Now think about how this might apply to the Florissant fossils. Hopefully the images above make you want to learn more, or even better, to visit the site in Colorado and see where they came from. How were the fossils formed? What's the relationship between the leaves and insects and the petrified tree stumps that attract tourists to the national monument? How could the geological history of the site give rise to such vastly different kinds of fossils? How are those insects related to insects living today? As you learn more, this changes how you experience the fossils, and the site. Asking questions about the fossils, and the site, is a way of engaging aesthetically with them.
(As an aside, there are some connections between this notion of an aesthetic-epistemic feedback loop and Adrian’s discussion of paleoart, as well as Caitlin Wylie’s research on the practice of fossil preparation.)

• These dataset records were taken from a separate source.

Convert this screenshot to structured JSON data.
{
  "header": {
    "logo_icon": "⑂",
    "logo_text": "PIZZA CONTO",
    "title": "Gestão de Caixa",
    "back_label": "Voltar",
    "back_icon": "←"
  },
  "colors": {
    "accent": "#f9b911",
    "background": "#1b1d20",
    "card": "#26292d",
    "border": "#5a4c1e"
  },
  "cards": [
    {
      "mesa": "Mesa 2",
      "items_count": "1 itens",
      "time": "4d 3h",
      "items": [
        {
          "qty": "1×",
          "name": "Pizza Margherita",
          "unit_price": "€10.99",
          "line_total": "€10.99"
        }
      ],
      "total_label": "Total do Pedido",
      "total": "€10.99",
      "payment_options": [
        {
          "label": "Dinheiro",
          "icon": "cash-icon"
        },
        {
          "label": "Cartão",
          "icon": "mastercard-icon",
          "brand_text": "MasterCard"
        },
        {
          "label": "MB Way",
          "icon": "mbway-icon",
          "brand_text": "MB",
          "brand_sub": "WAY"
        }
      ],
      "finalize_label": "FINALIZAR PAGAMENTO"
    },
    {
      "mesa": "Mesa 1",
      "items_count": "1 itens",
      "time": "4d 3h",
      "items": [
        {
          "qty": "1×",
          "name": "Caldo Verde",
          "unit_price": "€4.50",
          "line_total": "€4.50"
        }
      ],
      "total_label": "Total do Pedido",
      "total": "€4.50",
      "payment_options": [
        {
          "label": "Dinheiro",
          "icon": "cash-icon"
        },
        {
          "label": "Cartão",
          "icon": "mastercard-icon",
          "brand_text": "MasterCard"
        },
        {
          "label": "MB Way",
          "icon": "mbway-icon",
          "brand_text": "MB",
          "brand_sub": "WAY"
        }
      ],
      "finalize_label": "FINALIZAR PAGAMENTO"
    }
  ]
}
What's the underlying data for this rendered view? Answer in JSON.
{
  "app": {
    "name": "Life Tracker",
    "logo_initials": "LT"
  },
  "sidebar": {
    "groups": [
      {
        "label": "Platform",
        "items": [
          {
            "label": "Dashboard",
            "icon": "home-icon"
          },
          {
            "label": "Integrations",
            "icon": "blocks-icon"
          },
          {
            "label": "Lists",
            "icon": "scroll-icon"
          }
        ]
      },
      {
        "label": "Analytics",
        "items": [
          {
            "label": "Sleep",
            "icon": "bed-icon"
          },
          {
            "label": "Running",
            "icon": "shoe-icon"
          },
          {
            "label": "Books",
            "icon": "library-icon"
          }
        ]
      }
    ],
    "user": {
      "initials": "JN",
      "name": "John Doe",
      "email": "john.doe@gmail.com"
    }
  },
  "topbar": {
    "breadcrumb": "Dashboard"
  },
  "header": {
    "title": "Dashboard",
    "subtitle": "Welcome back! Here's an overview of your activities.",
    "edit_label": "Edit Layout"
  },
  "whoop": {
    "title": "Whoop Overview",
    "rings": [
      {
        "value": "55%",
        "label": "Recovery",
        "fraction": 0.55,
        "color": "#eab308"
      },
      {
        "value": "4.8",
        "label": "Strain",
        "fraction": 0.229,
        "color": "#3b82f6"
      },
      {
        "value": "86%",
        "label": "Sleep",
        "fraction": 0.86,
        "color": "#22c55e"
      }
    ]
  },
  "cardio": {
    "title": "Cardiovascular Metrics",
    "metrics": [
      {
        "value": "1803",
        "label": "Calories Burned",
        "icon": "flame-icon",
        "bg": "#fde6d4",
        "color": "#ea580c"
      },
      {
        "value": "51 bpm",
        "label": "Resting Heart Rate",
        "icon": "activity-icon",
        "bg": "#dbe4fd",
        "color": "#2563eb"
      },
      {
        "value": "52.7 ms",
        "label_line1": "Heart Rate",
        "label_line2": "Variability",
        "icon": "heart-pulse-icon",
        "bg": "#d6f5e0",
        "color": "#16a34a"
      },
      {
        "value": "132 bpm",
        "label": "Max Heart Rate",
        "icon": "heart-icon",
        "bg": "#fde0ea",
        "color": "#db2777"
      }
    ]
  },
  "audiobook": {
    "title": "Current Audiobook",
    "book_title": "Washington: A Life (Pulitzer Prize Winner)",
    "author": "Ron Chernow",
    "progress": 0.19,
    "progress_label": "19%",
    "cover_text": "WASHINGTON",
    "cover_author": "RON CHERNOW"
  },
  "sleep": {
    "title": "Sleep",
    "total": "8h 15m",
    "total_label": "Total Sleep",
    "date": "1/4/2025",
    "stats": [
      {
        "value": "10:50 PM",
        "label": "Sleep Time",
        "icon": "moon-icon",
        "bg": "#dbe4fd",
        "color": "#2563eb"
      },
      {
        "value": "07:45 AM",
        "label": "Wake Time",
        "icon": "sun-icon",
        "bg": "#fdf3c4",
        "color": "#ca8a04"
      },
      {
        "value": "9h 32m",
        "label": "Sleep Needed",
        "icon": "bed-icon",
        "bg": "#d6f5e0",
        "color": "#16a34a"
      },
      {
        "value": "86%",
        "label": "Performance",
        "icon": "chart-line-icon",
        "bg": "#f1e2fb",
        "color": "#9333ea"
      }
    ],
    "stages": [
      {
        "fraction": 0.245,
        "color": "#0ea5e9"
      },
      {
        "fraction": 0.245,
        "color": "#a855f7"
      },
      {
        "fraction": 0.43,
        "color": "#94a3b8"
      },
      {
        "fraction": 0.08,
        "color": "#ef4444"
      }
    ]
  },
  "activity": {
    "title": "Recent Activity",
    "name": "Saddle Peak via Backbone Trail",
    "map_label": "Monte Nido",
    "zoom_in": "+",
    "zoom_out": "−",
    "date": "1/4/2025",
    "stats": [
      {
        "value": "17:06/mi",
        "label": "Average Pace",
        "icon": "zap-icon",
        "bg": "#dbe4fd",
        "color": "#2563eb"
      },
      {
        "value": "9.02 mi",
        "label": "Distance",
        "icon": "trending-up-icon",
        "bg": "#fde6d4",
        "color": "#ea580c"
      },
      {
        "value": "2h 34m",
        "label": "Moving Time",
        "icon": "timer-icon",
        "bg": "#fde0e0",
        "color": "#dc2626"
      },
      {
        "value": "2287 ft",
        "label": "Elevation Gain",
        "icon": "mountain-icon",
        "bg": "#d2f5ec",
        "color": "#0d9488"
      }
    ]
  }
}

The Aesthetic Expansion of Philosophy of Science
Many of us philosophers of science were trained to isolate epistemic considerations, while sharply distinguishing them from “merely pragmatic” issues. Quite a bit of traditional philosophy of science just is epistemology of science. Indeed, an awful lot of my own earlier work focuses narrowly on epistemic questions. But if this notion of aesthetic-epistemic feedback loops gets things even remotely right, then it could turn out that the exclusive—one might say, obsessive—attention to epistemic issues in isolation from other dimensions of science is misguided. Aesthetic engagement is a practical matter, involving the five senses, bodily and perceptual interactions with fossils and landscapes. Knowledge of the past is often instrumental to deeper aesthetic engagement. If aesthetic and epistemic issues interact in anything like the way suggested by the Norton/Sarkar model, then we philosophers might be missing out on a great deal when we give all of our attention to questions about how scientists test hypotheses.
[1] S. Sarkar, Biodiversity and Environmental Philosophy: An Introduction. Cambridge University Press, 2005, pp. 81ff.
[2] B. Norton, Why Preserve Natural Variety? Princeton University Press, 1987, pp. 185ff.
[3] Some technical detail: This is a version of what Sarkar calls the “boundary problem” with transformative value. The basic problem is how to tell which sorts of things can have bona fide transformative value, and which cannot. He tackles this by drawing a distinction between “incidental” and “systematic” transformative value, arguing that biodiversity has the latter, but that lots of other things have only incidental transformative value (2005, p. 102). He says that something has systematic transformative value insofar as we are able to give a general account of how and why it changes people’s preferences. If the most we can do is to point to a particular case where someone’s preferences were transformed by X, then X has merely incidental transformative value. One problem with this is that we surely can tell a general story about how the observation of other people’s suffering (for example) might transform the observer’s preferences. The case for human suffering having systematic transformative value seems just as strong as the case for biodiversity having it.